The study with that finding, “Effects of Agomelatine in Rotenone-induced Parkinson’s Disease in Rats,” was published in the journal Neuroscience Letters.
Neuroinflammation, oxidative stress, loss of dopamine-producing neurons in a brain area called substantia nigra, and degeneration of nerve fibers in a connected region known as the striatum, all underlie Parkinson’s disease.
Despite positive results in preclinical studies, work in patients with Parkinson’s has revealed that treatment with the hormone melatonin, which has anti-oxidant and anti-inflammatory properties, failed to ease motor dysfunction.

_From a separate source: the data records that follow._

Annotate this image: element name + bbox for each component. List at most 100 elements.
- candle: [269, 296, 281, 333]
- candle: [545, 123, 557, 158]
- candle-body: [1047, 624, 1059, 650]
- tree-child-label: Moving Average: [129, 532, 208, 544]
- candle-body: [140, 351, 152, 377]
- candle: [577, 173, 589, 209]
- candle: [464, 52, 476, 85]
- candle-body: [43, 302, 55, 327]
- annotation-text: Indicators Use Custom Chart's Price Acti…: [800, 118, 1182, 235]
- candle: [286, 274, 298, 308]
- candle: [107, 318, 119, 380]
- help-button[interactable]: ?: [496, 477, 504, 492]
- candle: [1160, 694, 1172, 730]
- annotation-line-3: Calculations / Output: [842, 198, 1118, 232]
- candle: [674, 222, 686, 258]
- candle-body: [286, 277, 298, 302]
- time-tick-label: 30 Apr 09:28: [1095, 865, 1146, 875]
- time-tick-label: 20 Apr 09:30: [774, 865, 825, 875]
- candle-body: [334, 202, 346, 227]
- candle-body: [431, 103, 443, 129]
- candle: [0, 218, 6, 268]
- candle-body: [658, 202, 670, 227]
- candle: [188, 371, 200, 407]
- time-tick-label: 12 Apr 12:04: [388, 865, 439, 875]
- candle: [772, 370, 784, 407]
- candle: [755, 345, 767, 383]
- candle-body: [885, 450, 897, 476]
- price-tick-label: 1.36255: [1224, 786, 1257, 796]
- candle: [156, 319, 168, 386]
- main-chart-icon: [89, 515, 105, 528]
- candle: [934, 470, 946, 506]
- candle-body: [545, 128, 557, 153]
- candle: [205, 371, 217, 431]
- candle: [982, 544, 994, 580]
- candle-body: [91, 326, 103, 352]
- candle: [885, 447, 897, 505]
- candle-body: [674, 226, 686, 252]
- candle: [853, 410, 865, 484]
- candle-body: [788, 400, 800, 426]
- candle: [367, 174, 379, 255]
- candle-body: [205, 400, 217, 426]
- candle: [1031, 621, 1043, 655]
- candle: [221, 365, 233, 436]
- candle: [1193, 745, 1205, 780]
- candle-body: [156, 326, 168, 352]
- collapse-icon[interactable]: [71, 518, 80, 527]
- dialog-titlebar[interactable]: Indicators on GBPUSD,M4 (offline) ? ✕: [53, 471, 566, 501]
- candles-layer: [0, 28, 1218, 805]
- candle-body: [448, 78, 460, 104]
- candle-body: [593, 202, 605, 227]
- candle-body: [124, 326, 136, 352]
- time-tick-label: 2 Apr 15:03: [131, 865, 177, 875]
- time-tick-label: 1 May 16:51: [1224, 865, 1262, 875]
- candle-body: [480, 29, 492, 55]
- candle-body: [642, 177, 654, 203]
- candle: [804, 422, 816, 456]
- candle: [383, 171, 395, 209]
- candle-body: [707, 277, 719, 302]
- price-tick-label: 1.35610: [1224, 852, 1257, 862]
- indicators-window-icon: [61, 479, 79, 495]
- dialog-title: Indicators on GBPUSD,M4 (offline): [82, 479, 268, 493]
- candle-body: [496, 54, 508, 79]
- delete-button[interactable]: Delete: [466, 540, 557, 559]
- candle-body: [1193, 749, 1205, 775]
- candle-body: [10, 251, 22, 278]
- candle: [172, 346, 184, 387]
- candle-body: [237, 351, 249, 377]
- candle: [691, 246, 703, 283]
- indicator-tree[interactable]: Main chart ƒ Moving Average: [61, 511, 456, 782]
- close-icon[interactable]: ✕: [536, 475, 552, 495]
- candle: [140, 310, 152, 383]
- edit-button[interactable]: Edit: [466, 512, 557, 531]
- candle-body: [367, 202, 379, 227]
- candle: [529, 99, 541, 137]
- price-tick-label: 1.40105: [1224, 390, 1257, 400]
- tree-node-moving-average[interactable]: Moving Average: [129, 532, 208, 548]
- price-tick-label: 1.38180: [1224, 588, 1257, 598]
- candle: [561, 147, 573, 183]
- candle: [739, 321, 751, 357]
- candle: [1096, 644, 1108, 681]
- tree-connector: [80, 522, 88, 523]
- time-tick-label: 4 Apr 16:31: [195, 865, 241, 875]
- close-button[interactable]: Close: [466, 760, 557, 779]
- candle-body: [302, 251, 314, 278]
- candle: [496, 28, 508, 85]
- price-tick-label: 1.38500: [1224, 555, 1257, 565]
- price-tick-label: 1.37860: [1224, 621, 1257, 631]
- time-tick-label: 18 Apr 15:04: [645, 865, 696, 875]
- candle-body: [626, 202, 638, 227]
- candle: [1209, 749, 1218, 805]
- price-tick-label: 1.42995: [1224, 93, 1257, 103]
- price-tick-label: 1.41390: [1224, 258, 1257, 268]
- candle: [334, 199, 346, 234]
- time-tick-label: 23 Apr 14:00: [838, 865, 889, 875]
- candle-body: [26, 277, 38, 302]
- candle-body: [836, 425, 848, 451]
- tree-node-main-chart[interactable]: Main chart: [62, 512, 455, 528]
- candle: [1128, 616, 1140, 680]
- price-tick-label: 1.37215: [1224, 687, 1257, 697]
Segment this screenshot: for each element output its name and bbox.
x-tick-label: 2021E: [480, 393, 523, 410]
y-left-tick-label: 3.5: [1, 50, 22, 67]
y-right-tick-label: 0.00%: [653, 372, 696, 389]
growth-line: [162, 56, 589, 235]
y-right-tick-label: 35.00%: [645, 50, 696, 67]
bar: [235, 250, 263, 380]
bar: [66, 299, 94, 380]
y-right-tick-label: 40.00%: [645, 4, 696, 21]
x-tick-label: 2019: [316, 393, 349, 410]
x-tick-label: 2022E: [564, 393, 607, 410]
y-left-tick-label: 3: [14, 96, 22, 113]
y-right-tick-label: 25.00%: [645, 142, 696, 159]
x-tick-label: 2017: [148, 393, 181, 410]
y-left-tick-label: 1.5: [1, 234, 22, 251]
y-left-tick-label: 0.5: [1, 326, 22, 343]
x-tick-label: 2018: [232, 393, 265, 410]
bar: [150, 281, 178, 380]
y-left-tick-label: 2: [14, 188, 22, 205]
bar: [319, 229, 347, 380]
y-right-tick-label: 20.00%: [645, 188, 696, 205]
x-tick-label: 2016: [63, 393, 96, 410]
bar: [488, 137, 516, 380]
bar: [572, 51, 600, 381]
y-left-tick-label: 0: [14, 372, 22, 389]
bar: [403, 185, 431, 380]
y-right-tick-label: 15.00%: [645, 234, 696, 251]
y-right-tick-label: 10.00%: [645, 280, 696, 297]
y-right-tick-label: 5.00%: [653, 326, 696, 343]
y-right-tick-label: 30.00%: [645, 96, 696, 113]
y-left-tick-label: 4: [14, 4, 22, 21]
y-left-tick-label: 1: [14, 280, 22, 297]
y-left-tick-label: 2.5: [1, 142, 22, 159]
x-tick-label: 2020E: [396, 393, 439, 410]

Agomelatine, developed by Servier for depression and also used to treat sleep disturbances in Parkinson’s patients, is an agonist for both melatonin-1 and melatonin-2 receptors, and also a 5-HT2C serotonin receptor blocker.
An agonist is a molecule that binds to and stimulates a receptor. The 5-HT2C serotonin receptor, a potential therapeutic target in Parkinson’s disease, is present on the surface of different brain cells and binds to serotonin — a chemical produced by nerve cells that can act as a natural mood stabilizer.
Scientists at Ondokuz Mayıs University, in Turkey, used a rotenone-induced Parkinson’s rat model to assess the effect of chronic treatment with agomelatine on behavioral, molecular, and tissue-related parameters.
Damage in dopamine-producing neurons was evaluated 10 days after delivery of rotenone, an agrochemical, into the left substantia nigra and the ventral tegmental area, which is part of the brain’s reward system. Stimulation of this system, also controlling motivated behavior, induces the release of dopamine.
Agomelatine (40 mg/kg) was administered over 18 days in a separate group of rats. This dose had suggested anti-oxidant and neuroprotective properties in prior studies. Tests of motor coordination and activity (rotarod and pole test) were conducted 24 hours after the last dose.
In the rotarod test rats are placed on a rotating rod and investigators count the number of times they fall. In the pole test the animals are head up on top of a vertical rod and the scientists measure the time it takes them to descend to their home cage. Of note, the pole test is a common way to study bradykinesia, or slowness of movement.
The results revealed that treatment with agomelatine worsened (increased) the number of rotations induced by apomorphine, a dopamine agonist that inhibits dopamine-producing neurons in the substantia nigra. Agomelatine also worsened rats’ motor function in both tests.
As for molecular analyses, agomelatine caused a pronounced increase in the levels of the advanced oxidation protein product (AOPP) — a marker of oxidative stress — compared to animals given rotenone only and control rodents. In contrast, levels of malondialdehyde — a product of lipid (fat) oxidative damage — were unchanged.
Oxidative stress is an imbalance between the production of free radicals and the ability of cells to detoxify them. These free radicals, or reactive oxygen species, are harmful to cells and are associated with a number of diseases, including Parkinson’s disease.
Agomelatine also increased the levels of the protein caspase-3 — a marker of apoptosis, which refers to programmed cell death, as opposed to death caused by injury — but not of the enzyme PARP-1, whose activation has been associated with DNA damage and neurodegeneration in Parkinson’s.
The data further showed that agomelatine aggravated the rotenone-induced decrease in dopamine-producing neurons and higher cell volume in the striatum.
“Our findings in the current study showed that decreased rotarod performance and impaired motor coordination most likely happened due to the induced loss of dopamine-containing neurons,” researchers wrote.
“Although we investigated the effects of the agomelatine in the manner of ameliorating the rotenone toxicity in animals, agomelatine exacerbates rotenone-induced toxicity which mimics Parkinson’s disease pathology [symptoms],” they concluded.